Although it will cut the amount insurers have to pay, severely injured people in Northern Ireland have been stuck on 2.5% for years, as no changes can be implemented in the absence of the power-sharing government.

It means claimants in Northern Ireland will be subject to far greater deductions on compensation until Stormont is restored.

Described by the MoJ as an adjustment calculation, the new discount rate is intended to reflect the interest claimants can earn from investing their lump sums, as well as the effects of tax, expenses and inflation.

The deduction, or discount, is made by the courts to large lump sum compensation payments to offset the expected return injured people could make from investing the money.

The higher the Ogden rate, the less insurers have to pay out as a lump sum.

The idea is that the rate ensures claimants are in the same financial position as they would be had they not been injured. The MoJ has said the current rate "has led to concerns" that claimants were being "substantially over-compensated".

Back in 2017, the discount rate was lowered from 2.5%, where it remains in Northern Ireland, to its present level of -0.75%.

Gordon Dalyell, president of the Association of Personal Injury Lawyers, has called on the Department of Justice (DoJ) here to bring Northern Ireland in line with the rest of the UK.

He said: "Injured people in Northern Ireland must take greater risks to make their money stretch to meet their needs for life. But risk does not always mean reward, as their compensation could run out.

"It is wholly unfair for vulnerable people and their families to have to live with this terrifying uncertainty.

"The disparity needs to be addressed immediately and the power to change that rests with Stormont.

"It cannot be right that people with life-long, life-changing injuries in Northern Ireland are subject to a discount rate which is deemed no longer appropriate elsewhere in the UK.

"We want to see injured people in all jurisdictions treated in the same way and I will be urging Northern Ireland's Department of Justice to bring the region in line with the rest of the UK."

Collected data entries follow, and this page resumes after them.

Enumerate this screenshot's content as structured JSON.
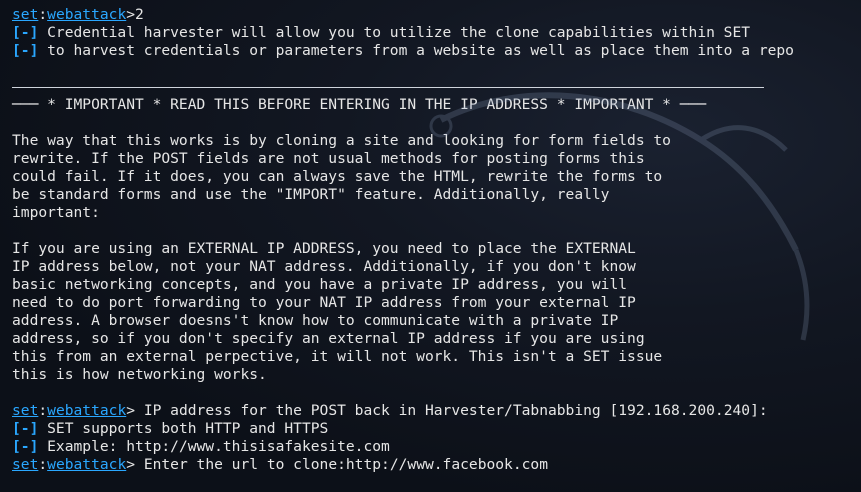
{
  "prompt": {
    "set": "set",
    "sep": ":",
    "module": "webattack",
    "gt": ">"
  },
  "lines": {
    "l1_input": "2",
    "info_tag": "[-]",
    "l2": " Credential harvester will allow you to utilize the clone capabilities within SET",
    "l3": " to harvest credentials or parameters from a website as well as place them into a repo",
    "banner": "─── * IMPORTANT * READ THIS BEFORE ENTERING IN THE IP ADDRESS * IMPORTANT * ───",
    "p1": [
      "The way that this works is by cloning a site and looking for form fields to",
      "rewrite. If the POST fields are not usual methods for posting forms this",
      "could fail. If it does, you can always save the HTML, rewrite the forms to",
      "be standard forms and use the \"IMPORT\" feature. Additionally, really",
      "important:"
    ],
    "p2": [
      "If you are using an EXTERNAL IP ADDRESS, you need to place the EXTERNAL",
      "IP address below, not your NAT address. Additionally, if you don't know",
      "basic networking concepts, and you have a private IP address, you will",
      "need to do port forwarding to your NAT IP address from your external IP",
      "address. A browser doesns't know how to communicate with a private IP",
      "address, so if you don't specify an external IP address if you are using",
      "this from an external perpective, it will not work. This isn't a SET issue",
      "this is how networking works."
    ],
    "ip_prompt": " IP address for the POST back in Harvester/Tabnabbing [192.168.200.240]:",
    "supports": " SET supports both HTTP and HTTPS",
    "example": " Example: http://www.thisisafakesite.com",
    "url_prompt": " Enter the url to clone:http://www.facebook.com"
  },
  "colors": {
    "accent": "#2aa7ff",
    "text": "#e6e6e6",
    "background": "#0d1117"
  }
}
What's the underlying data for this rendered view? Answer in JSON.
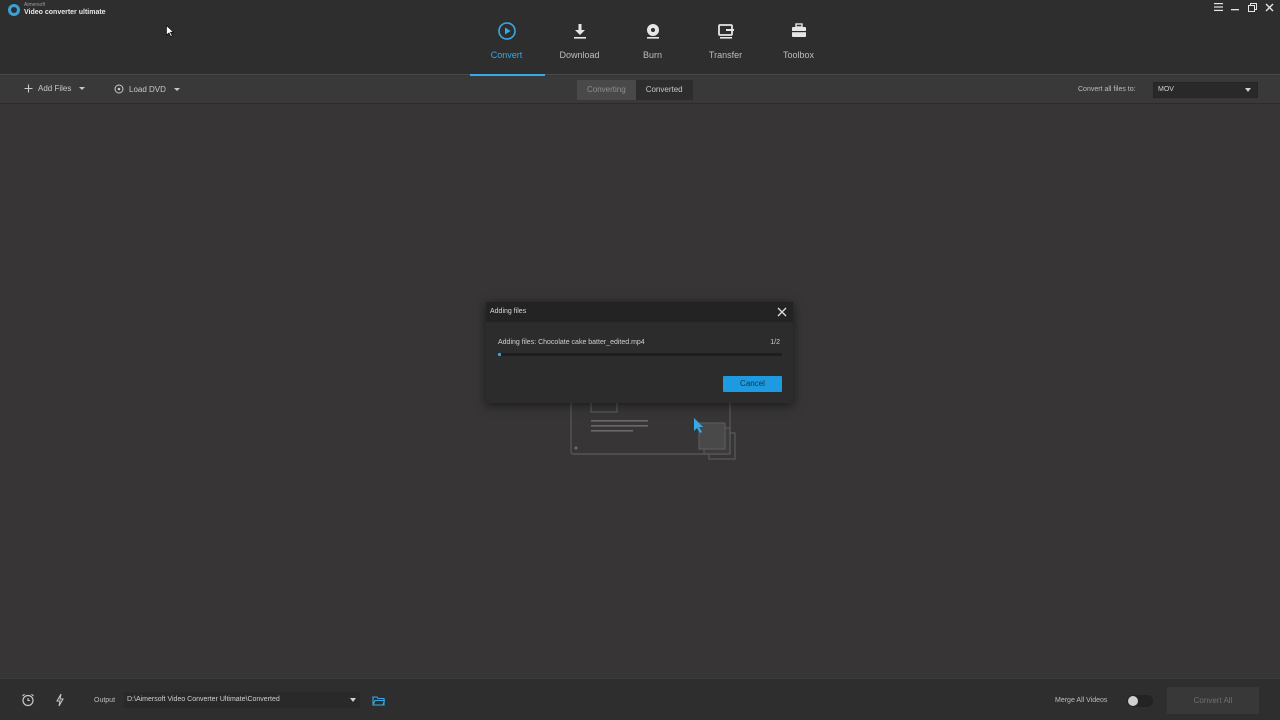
{
  "app": {
    "brand": "Aimersoft",
    "product": "Video converter ultimate"
  },
  "nav": {
    "items": [
      {
        "label": "Convert",
        "icon": "convert-icon",
        "active": true
      },
      {
        "label": "Download",
        "icon": "download-icon",
        "active": false
      },
      {
        "label": "Burn",
        "icon": "burn-icon",
        "active": false
      },
      {
        "label": "Transfer",
        "icon": "transfer-icon",
        "active": false
      },
      {
        "label": "Toolbox",
        "icon": "toolbox-icon",
        "active": false
      }
    ]
  },
  "window_controls": [
    "menu-icon",
    "minimize-icon",
    "restore-icon",
    "close-icon"
  ],
  "toolbar": {
    "add_files": "Add Files",
    "load_dvd": "Load DVD",
    "tabs": [
      {
        "label": "Converting",
        "active": true
      },
      {
        "label": "Converted",
        "active": false
      }
    ],
    "convert_all_to_label": "Convert all files to:",
    "format_value": "MOV"
  },
  "dialog": {
    "title": "Adding files",
    "message": "Adding files: Chocolate cake batter_edited.mp4",
    "count": "1/2",
    "progress": 0.01,
    "cancel_label": "Cancel"
  },
  "bottom": {
    "output_label": "Output",
    "output_path": "D:\\Aimersoft Video Converter Ultimate\\Converted",
    "merge_label": "Merge All Videos",
    "merge_enabled": false,
    "convert_all_label": "Convert All"
  },
  "colors": {
    "accent": "#38a9e4",
    "background": "#373535",
    "bar": "#2f2e2e"
  }
}
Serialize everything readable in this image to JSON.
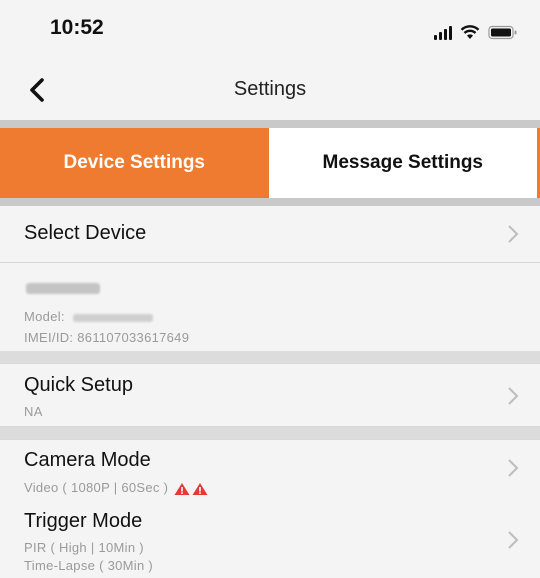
{
  "status_bar": {
    "time": "10:52"
  },
  "nav": {
    "title": "Settings"
  },
  "tabs": {
    "device": "Device Settings",
    "message": "Message Settings"
  },
  "select_device": {
    "title": "Select Device"
  },
  "device_info": {
    "model_label": "Model:",
    "imei": "IMEI/ID: 861107033617649"
  },
  "quick_setup": {
    "title": "Quick Setup",
    "value": "NA"
  },
  "camera_mode": {
    "title": "Camera Mode",
    "value": "Video ( 1080P | 60Sec )"
  },
  "trigger_mode": {
    "title": "Trigger Mode",
    "line1": "PIR ( High | 10Min )",
    "line2": "Time-Lapse ( 30Min )"
  },
  "colors": {
    "accent": "#ee7b2f",
    "warning": "#e53935"
  }
}
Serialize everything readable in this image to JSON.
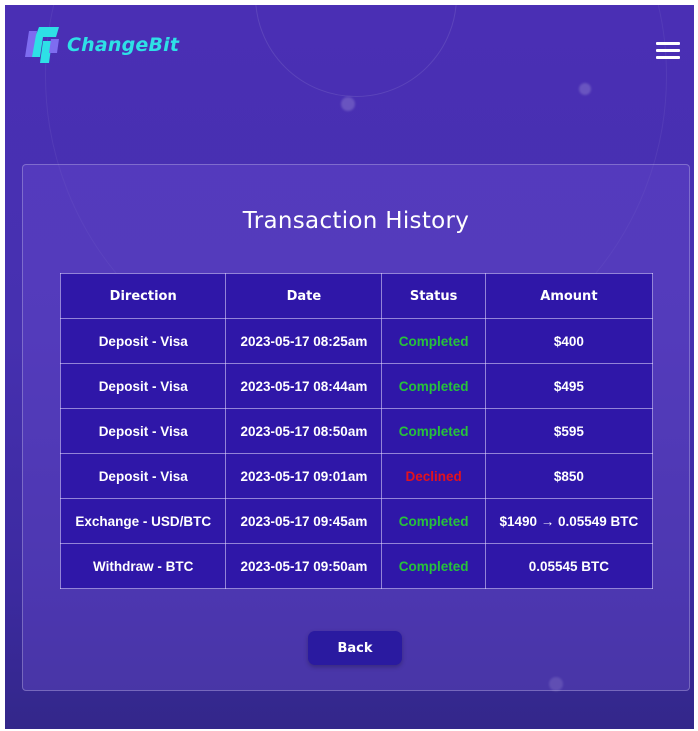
{
  "header": {
    "brand": "ChangeBit",
    "logo_icon": "changebit-logo-icon",
    "menu_icon": "hamburger-menu-icon"
  },
  "page": {
    "title": "Transaction History"
  },
  "table": {
    "columns": [
      "Direction",
      "Date",
      "Status",
      "Amount"
    ],
    "rows": [
      {
        "direction": "Deposit - Visa",
        "date": "2023-05-17 08:25am",
        "status": "Completed",
        "amount": "$400"
      },
      {
        "direction": "Deposit - Visa",
        "date": "2023-05-17 08:44am",
        "status": "Completed",
        "amount": "$495"
      },
      {
        "direction": "Deposit - Visa",
        "date": "2023-05-17 08:50am",
        "status": "Completed",
        "amount": "$595"
      },
      {
        "direction": "Deposit - Visa",
        "date": "2023-05-17 09:01am",
        "status": "Declined",
        "amount": "$850"
      },
      {
        "direction": "Exchange - USD/BTC",
        "date": "2023-05-17 09:45am",
        "status": "Completed",
        "amount": "$1490 → 0.05549 BTC"
      },
      {
        "direction": "Withdraw - BTC",
        "date": "2023-05-17 09:50am",
        "status": "Completed",
        "amount": "0.05545 BTC"
      }
    ]
  },
  "actions": {
    "back_label": "Back"
  },
  "colors": {
    "brand": "#2ee0e6",
    "background": "#4a2fb4",
    "table_bg": "#2f17a8",
    "status_completed": "#27c23a",
    "status_declined": "#e3121e"
  }
}
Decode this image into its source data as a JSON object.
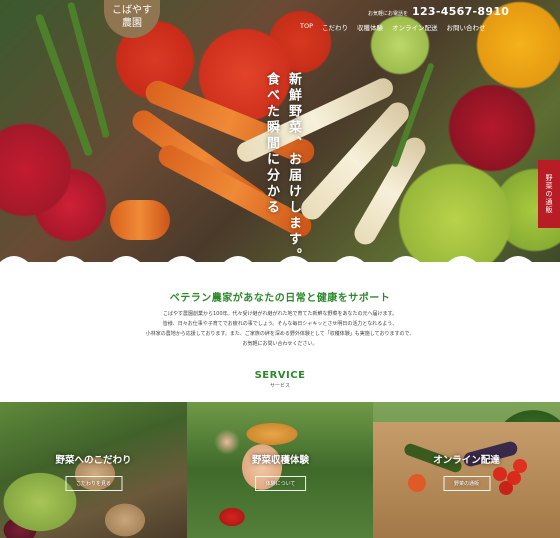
{
  "logo": {
    "line1": "こばやす",
    "line2": "農園"
  },
  "nav": {
    "items": [
      "TOP",
      "こだわり",
      "収穫体験",
      "オンライン配送",
      "お問い合わせ"
    ]
  },
  "tel": {
    "label": "お気軽にお電話を",
    "number": "123-4567-8910"
  },
  "hero": {
    "copy_line1": "食べた瞬間に分かる",
    "copy_line2": "新鮮野菜、お届けします。"
  },
  "side_tab": {
    "label": "野菜の通販"
  },
  "intro": {
    "headline": "ベテラン農家があなたの日常と健康をサポート",
    "lines": [
      "こばやす農園創業から100年。代々受け継がれ継がれた地で育てた新鮮な野菜をあなたの元へ届けます。",
      "皆様、日々お仕事や子育てでお疲れの事でしょう。そんな毎日シャキッとさせ明日の活力となれるよう、",
      "小林家の農地から応援しております。また、ご家族の絆を深める野外体験として「収穫体験」も実施しておりますので、",
      "お気軽にお問い合わせください。"
    ]
  },
  "service": {
    "title": "SERVICE",
    "subtitle": "サービス",
    "cards": [
      {
        "caption": "野菜へのこだわり",
        "button": "こだわりを見る"
      },
      {
        "caption": "野菜収穫体験",
        "button": "体験について"
      },
      {
        "caption": "オンライン配達",
        "button": "野菜の通販"
      }
    ]
  }
}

A DoJ spokesperson said yesterday: "The department has been keeping the discount rate in Northern Ireland under review, awaiting the settled position regarding the discount rates in the rest of the UK.

"While we are aware of the Lord Chancellor's written statement of July 15, we have also been awaiting the settled position in Scotland.

"In that regard, the rate-assessor (the Government Actuary) started his statutory review on July 1. This must be completed within 90 days. Following that, we will consider this matter further.

"In the interim, it is worth noting the power in section 1 (2) of the Damages Act 1996 for a court to take a different discount rate into account, where a party can show that it is more appropriate."